In a world where bigger is better, an ambitious physician investor may be tempted to head straight for large-cap stocks without giving small-cap stocks a second glance, but this would be a mistake. As financial advisors have reminded us time and time again, the prudent and successful investor strives for diversification. That includes companies great and small.

A company’s market capitalization, which is the price of a company’s stock multiplied by the number of outstanding shares, determines how a stock is classified. As Motley Fool explains, small cap is short for small market capitalization, which specifically refers to a company with a market capitalization between $300 million and $2 billion. If a company has a market capitalization of less than $300 million, it is known as a micro-cap.

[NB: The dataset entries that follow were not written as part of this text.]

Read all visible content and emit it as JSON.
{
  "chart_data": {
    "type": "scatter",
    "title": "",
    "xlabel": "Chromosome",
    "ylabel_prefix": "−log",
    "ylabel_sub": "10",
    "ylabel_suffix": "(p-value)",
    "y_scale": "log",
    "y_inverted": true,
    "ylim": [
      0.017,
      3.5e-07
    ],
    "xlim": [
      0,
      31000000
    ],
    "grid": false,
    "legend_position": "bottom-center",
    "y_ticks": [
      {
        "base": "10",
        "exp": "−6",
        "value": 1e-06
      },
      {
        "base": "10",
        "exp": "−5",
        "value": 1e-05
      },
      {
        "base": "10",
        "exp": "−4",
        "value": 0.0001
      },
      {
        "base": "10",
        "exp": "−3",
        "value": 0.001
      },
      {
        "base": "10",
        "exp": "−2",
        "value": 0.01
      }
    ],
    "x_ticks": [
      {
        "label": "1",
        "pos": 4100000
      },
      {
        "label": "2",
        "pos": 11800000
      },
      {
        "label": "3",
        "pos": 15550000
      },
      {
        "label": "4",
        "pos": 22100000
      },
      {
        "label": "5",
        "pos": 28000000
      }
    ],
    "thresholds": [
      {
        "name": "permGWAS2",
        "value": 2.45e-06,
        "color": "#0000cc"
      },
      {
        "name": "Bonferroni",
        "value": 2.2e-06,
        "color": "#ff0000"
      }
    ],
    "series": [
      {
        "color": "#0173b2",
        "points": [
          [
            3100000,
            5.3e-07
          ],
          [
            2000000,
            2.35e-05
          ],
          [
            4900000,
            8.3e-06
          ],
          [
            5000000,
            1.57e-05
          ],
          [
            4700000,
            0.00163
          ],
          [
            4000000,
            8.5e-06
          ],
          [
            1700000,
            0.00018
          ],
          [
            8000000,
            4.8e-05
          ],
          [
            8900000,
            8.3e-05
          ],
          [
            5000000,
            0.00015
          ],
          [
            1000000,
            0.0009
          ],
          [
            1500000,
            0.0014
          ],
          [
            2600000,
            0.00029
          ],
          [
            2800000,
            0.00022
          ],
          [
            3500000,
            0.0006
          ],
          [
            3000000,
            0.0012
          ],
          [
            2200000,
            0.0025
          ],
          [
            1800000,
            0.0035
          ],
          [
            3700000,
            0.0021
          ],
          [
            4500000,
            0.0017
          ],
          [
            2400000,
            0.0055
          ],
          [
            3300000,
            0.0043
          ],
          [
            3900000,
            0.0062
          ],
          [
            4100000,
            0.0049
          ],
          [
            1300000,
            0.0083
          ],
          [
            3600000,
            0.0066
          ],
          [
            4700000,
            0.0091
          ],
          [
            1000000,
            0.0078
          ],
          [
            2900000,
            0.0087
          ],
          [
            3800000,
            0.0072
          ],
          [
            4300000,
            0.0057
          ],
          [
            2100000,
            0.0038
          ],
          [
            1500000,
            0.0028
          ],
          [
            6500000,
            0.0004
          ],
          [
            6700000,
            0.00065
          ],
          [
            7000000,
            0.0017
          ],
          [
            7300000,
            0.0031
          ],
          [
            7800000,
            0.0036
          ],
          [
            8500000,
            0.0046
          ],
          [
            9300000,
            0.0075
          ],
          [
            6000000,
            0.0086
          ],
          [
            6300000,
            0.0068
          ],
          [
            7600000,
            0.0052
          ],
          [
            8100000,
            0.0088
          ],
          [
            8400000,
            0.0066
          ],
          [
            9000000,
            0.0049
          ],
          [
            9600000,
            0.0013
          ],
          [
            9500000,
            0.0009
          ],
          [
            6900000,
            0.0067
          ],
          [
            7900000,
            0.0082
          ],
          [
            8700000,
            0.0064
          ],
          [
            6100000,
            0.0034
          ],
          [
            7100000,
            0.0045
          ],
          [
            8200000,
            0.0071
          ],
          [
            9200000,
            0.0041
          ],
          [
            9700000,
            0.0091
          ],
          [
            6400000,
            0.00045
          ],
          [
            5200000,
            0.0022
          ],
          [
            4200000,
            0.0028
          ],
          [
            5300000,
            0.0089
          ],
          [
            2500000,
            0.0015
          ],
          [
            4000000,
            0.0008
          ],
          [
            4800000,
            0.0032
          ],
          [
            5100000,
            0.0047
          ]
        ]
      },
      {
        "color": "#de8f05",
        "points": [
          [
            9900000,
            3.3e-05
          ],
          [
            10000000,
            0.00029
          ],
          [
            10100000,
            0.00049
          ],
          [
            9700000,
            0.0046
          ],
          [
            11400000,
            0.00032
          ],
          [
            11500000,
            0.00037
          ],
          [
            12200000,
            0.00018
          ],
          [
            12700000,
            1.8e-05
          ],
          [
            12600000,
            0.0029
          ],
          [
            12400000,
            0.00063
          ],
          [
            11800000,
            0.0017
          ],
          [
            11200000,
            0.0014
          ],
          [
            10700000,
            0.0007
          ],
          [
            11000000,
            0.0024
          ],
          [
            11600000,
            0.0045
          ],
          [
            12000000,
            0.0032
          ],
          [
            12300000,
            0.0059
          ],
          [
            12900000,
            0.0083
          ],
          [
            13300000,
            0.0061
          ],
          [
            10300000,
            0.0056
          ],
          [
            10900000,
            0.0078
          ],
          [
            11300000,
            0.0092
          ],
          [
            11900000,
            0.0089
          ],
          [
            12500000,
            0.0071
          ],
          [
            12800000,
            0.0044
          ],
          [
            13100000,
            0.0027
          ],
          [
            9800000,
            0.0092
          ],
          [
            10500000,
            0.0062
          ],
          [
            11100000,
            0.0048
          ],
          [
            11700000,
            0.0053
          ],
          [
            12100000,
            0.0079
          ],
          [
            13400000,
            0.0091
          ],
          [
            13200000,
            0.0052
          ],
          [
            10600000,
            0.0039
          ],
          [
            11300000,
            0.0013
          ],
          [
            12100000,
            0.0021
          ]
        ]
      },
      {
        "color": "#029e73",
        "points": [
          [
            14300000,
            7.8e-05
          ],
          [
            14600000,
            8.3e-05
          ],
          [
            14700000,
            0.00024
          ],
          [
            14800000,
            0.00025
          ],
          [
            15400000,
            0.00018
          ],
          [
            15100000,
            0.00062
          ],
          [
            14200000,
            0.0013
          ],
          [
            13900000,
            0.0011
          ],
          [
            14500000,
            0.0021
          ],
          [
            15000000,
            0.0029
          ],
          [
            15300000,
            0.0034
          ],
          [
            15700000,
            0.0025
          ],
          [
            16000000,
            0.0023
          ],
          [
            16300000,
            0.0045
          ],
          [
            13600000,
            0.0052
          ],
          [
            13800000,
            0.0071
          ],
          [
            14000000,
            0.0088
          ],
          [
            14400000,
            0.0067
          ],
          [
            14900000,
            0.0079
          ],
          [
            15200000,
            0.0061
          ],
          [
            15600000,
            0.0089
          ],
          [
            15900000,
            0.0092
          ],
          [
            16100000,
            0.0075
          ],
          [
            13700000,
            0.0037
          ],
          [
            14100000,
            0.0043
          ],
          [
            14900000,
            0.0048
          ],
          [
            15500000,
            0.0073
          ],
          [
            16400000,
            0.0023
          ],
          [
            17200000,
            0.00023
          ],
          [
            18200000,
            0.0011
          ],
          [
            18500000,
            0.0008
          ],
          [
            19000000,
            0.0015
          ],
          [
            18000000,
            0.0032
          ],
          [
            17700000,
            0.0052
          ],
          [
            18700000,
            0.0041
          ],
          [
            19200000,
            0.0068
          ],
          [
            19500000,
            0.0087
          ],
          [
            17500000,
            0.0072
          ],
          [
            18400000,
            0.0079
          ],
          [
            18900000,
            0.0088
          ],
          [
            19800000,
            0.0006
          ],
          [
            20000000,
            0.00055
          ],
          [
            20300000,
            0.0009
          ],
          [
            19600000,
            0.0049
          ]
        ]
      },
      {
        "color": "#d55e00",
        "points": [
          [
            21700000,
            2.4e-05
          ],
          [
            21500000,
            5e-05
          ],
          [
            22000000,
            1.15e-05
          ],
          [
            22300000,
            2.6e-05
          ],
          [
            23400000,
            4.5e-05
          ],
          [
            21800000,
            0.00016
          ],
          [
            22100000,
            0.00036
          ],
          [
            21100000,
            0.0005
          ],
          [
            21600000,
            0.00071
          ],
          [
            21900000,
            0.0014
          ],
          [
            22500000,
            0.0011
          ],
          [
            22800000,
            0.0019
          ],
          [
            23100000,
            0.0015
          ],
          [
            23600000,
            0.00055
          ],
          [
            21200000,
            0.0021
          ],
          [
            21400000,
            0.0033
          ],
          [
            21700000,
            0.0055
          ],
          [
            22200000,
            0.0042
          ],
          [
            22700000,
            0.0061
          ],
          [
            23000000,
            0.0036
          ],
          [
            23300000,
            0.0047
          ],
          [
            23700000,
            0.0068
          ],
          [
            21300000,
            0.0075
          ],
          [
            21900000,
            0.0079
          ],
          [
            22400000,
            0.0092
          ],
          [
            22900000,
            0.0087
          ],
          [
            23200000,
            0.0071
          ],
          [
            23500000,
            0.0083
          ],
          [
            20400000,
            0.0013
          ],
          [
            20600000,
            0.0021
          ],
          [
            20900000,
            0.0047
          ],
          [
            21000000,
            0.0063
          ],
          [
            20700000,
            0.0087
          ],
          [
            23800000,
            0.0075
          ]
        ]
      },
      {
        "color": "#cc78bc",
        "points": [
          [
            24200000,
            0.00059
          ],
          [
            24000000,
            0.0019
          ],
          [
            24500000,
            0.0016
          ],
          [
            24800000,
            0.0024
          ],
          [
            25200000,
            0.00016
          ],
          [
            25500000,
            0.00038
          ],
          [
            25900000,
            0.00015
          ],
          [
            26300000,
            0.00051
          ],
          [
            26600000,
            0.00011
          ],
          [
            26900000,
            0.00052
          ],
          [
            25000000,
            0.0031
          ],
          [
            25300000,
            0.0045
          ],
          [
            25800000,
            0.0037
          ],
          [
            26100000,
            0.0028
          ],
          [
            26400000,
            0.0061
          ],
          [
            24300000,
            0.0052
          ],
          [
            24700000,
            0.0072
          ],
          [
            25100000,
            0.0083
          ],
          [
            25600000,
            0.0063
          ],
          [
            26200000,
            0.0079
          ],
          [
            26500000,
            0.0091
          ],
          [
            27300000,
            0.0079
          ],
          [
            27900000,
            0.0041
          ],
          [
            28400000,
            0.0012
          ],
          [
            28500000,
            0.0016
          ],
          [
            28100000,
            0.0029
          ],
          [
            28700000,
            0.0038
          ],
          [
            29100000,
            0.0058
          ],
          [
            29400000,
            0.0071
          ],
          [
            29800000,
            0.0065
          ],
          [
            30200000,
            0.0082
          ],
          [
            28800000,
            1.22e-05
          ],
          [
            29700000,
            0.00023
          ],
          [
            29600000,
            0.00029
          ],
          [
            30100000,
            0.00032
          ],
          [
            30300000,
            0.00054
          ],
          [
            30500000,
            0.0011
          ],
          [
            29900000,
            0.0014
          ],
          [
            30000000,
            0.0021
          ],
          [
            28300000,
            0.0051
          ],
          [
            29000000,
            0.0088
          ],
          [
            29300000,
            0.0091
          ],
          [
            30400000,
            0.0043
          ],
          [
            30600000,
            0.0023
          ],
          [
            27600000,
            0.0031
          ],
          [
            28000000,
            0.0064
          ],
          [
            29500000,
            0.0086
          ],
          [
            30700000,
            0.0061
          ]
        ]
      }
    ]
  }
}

Small-cap stocks are generally known as riskier investments than their large-cap or mid-cap counterparts, but that doesn’t mean they should be discounted. Some of the strongest stocks on the market got their start under the small-cap designation. Have you ever heard of a little company called Amazon? Back when Amazon was an online book peddler, its stock was just $7.

According to, the risk associated with small-cap stocks stems from the possible inexperience in the management of these smaller companies as well as limited access to funds. On the flip side, these unproven companies may also have huge potential for future growth.

Since none of us have a time machine, the best way to approach small-cap selection for your portfolio is by applying the same tried and true methods you would use to evaluate any stock. NASDAQ recommends that you stick to the basics. Check out the price/earnings ratio, shareholder information, analyst opinions, and the like.

You can also investigate mutual funds focused on small-cap stock to diversify even further. An index fund with holdings based on the Russell 2000 Index may be something to consider. Talk to your financial advisor about how to gain exposure in the small-cap market that will balance your portfolio without adding too much risk.